Logan, un supereroe esistenzialista a caccia d’affetto

La saga cinematografica degli X-Men nasce come modello di business più che da un’esigenza narrativa: a metà degli anni Novanta le grandi case di produzione statunitensi iniziano a puntare con decisione su quella che di lì a poco sarebbe diventata la gallina dalle uova d’oro, cioè i film ispirati ai supereroi dei fumetti. 20th Century Fox ne approfitta per accaparrarsi i diritti cinematografici dei mutanti della Marvel e nel Duemila comincia una saga altalenante dal punto di vista qualitativo, ma ampiamente remunerativa sotto il profilo economico.

I primi nove film della serie (Logan è il decimo) costano complessivamente poco più di 1,2 miliardi di dollari e incassano in sala 4,38 miliardi. Insieme al successo commerciale si manifestano però alcuni problemi: sin dal terzo capitolo della serie, X-Men – Conflitto finale (2006), una parte del pubblico e della critica comincia a digerire male alcune cose.

Intanto la rappresentazione ripulita della violenza, figlia della volontà di evitare il divieto di visione per i minorenni: si combatte, ma senza sangue e senza particolare sofferenza. Inoltre, i protagonisti principali si ritrovano presto ingabbiati all’interno di un tipo psicologico che offre ridottissimi margini di cambiamento, con il rischio che le trame dei film ripetano all’infinito cose già viste, accontentandosi di variazioni piccole e spesso superficiali.

Il personaggio di Wolverine è l’esempio principe di questi problemi, che si fanno ancora più evidenti nei primi due film dedicati al suo passato: X-Men le origini – Wolverine (2009) e Wolverine – L’immortale (2013). Poi arriva il 20 ottobre del 2016, giorno del debutto del primo trailer di Logan: troviamo un Wolverine vecchio e dolorante, in un futuro nel quale i mutanti sono quasi tutti scomparsi e dove è facile sentirsi soli e inutili. A corredo delle immagini, le note della canzone Hurt dei Nine Inch Nails, nella cover cantata da Johnny Cash.

Un testo che inizia con queste parole: «Mi sono ferito da solo, oggi, per vedere se sento ancora qualcosa. Mi concentro sul dolore, l’unica cosa reale». I fan vanno in visibilio: all’orizzonte intravedono finalmente qualcosa di nuovo. Intervistato proprio sul trailer dal magazine britannico Empire, il regista James Mangold commenta: «Anche quando un film è leggermente diverso dai precedenti di una saga, i produttori cercano di venderlo sottolineando gli elementi di continuità piuttosto che quelli di rottura. La musica di Cash ci ha invece consentito di marcare una differenza netta».
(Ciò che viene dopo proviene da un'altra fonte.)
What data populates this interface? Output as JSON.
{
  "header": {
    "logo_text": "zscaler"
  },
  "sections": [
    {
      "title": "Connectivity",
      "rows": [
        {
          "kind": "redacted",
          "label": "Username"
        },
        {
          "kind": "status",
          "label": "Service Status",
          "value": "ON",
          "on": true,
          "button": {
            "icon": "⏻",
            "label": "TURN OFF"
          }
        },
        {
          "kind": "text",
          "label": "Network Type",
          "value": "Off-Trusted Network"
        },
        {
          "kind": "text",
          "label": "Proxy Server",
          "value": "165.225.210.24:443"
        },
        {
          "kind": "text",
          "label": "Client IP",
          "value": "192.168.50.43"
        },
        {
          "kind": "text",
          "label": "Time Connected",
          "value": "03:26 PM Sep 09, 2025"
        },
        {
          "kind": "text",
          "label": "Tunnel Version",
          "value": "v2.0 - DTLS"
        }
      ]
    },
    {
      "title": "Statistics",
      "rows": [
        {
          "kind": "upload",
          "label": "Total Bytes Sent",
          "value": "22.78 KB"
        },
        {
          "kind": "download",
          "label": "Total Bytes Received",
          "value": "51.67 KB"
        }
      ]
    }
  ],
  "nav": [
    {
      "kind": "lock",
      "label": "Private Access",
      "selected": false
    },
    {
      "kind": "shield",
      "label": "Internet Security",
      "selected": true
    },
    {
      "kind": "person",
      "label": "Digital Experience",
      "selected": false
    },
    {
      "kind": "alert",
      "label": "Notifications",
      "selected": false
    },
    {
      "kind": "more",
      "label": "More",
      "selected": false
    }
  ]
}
Ispirandosi molto liberamente al fumetto Vecchio Logan, James Mangold racconta un Wolverine anziano, il cui potere di rigenerare le ferite si è affievolito e che lavora come autista di limousine al solo scopo di procurarsi le medicine per il vecchio Charles Xavier, il quale, a causa degli anni che passano, sta perdendo il controllo dei propri poteri. Niente minacce globali e battaglie per salvare il pianeta, dunque: ciò a cui assistiamo è un tirare a campare, reso più difficile da un senso di solitudine e inutilità annebbiato solo in parte dall’alcol.

L’ingresso in scena di una giovane mutante bisognosa d’aiuto fa decollare la trama, ma senza tradire le premesse esistenziali del film. Una prima conseguenza è il realismo della violenza, con tutto il sangue e gli squartamenti che molti fan avevano, invano, sempre desiderato. L’aspetto più corposo, però, è un altro e diventa chiaro quando si scopre che la giovane mutante possiede un paio di fumetti sugli X-Men nei quali Wolverine e Xavier sono eletti a miti: il tutto all’interno di un contesto narrativo certamente un po’ naïve, ma rassicurante, nel quale agiscono i buoni ed esistono luoghi dove sentirsi a casa, protetti.

La realtà è diversa dal mito, dice Logan, ma proprio la vecchiaia e la prospettiva della morte consentono a Wolverine di focalizzarsi su ciò che vuole essere, sull’eredità che vuole lasciare. Che non è tirare a campare e nemmeno salvare il mondo, bensì prendersi cura di una singola persona. Come dice Mangold, «questo è un film sulla famiglia, sul creare connessioni in un mondo nel quale i nostri personaggi possono sentirsi molto soli». Ci voleva la terza età, insomma, per tornare al cuore pulsante degli X-Men: la necessità e il diritto di fare comunità.

[Questo pezzo è stato pubblicato sul numero di Pagina 99 in edicola il 4 marzo 2017.]